В это время Наппье вызвал Верньо. Вероятно, Наппье думал, что Виже, лишившись поддержки и не имея перед глазами примера беспредельного самоотвержения своего гениального друга, перед смертью упадет духом, и ужасная гекатомба революции заключится сценой малодушия одного из осужденных. Но ничего подобного не случилось. Когда труп Верньо был положен рядом с трупами его друзей и товарищей, то Виже взошел на эшафот и подошел к исполнителю с какой-то торжественной гордостью. Он не переставал петь во все то время, когда его привязывали к доске и даже когда голова его очутилась в отверстии гильотины, так что с последним звуком «Марсельезы» прекратилась жизнь последнего из двадцати осужденных.

Сорока трех минут было достаточно, чтобы республике осиротеть и лишиться своих основателей, а Франции надеть траур по лучшим из своих детей.
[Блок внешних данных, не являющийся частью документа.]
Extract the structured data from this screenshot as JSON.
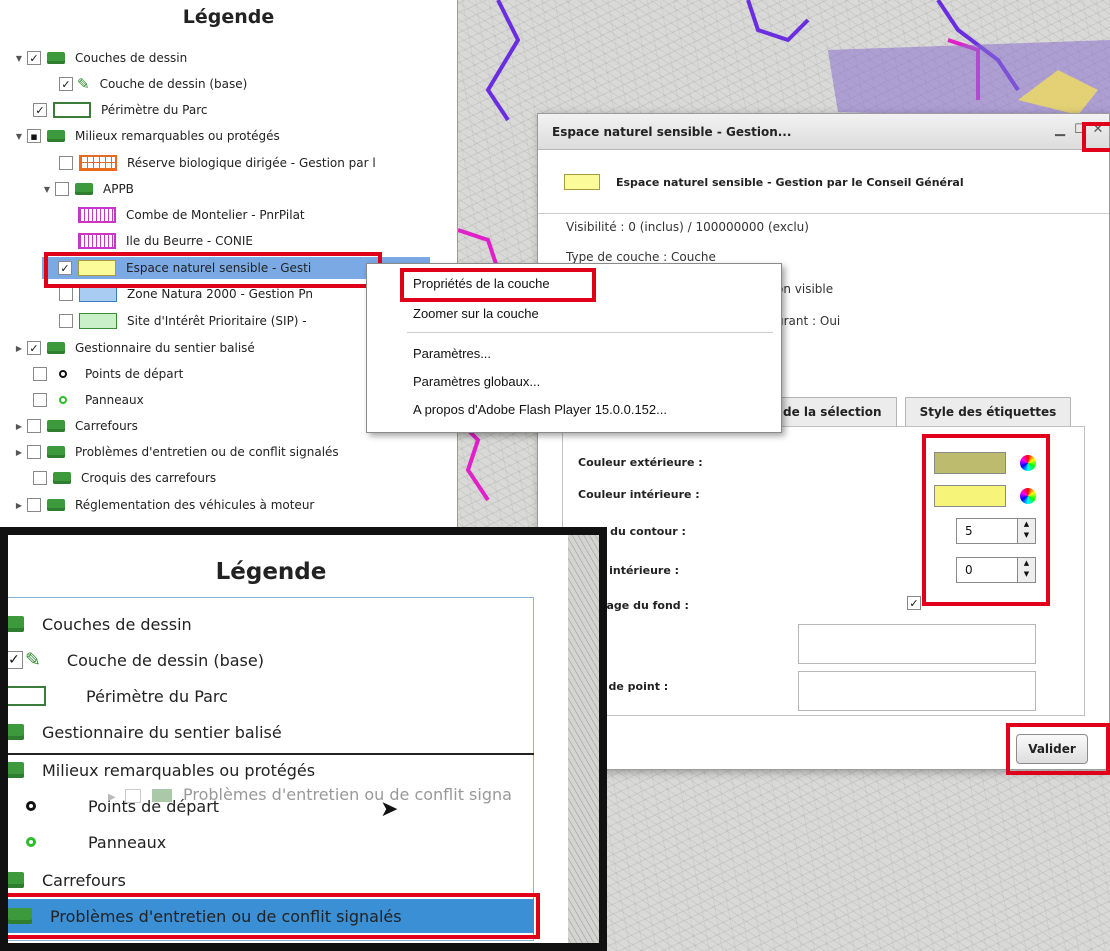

Вечером Шарль-Генрих Сансон стал жаловаться Фукье на неприличные поступки вновь определенного по рекомендации Гебера помощника. В надежде получить позволение развязаться с негодяем Жако, дед мой сказал Фукье, что оскорбление осужденных палачами только возбуждают в толпе сочувствие к жертвам эшафота. Фукье, по обыкновению, не обратил никакого внимания на эти жалобы и тотчас же напустился на моего деда, упрекая его в недостатке патриотизма, будто бы выражавшемся во взглядах, с которыми дед мой встречал некоторых из осужденных. В заключение Фукье спросил у деда, на каком основании он всегда поручает одному из своих помощников держать веревку, приводящую в движение лезвие гильотины, а не делает этого сам? Дед мой отвечал на это, что при прежнем правительстве исполнитель действительно был обязан собственноручно рубить головы, но с тех пор как машина заменила силу и ловкость исполнителя, самой важной обязанностью на эшафоте стало следить за приготовлениями и распоряжаться ходом казни. При этом дед мой прибавил, что малейшее упущение со стороны распорядителя может иметь самые ужасные последствия; поэтому весьма естественно, что человек, несущий на себе ответственность за ход казни, не поручает никому обязанности распоряжаться и исполняет ее сам.

Фукье, по-видимому, удовлетворился этим ответом но, прощаясь с Шарлем-Генрихом Сансоном, еще раз повторил ему, что за ним будут строго присматривать; при этом Фукье с очень выразительным жестом прибавил моему деду, что если он не исправится, то роль его на эшафоте из действительной легко может стать страдательной.

Результатом этого разговора было то, что Андре Дютрюи по-прежнему остался на своем месте помощником исполнителя. С тех пор наглые выходки Жако стали проявляться при всех казнях, особенно при казнях важных лиц, и постоянно вызывали неистовые рукоплескания толпы.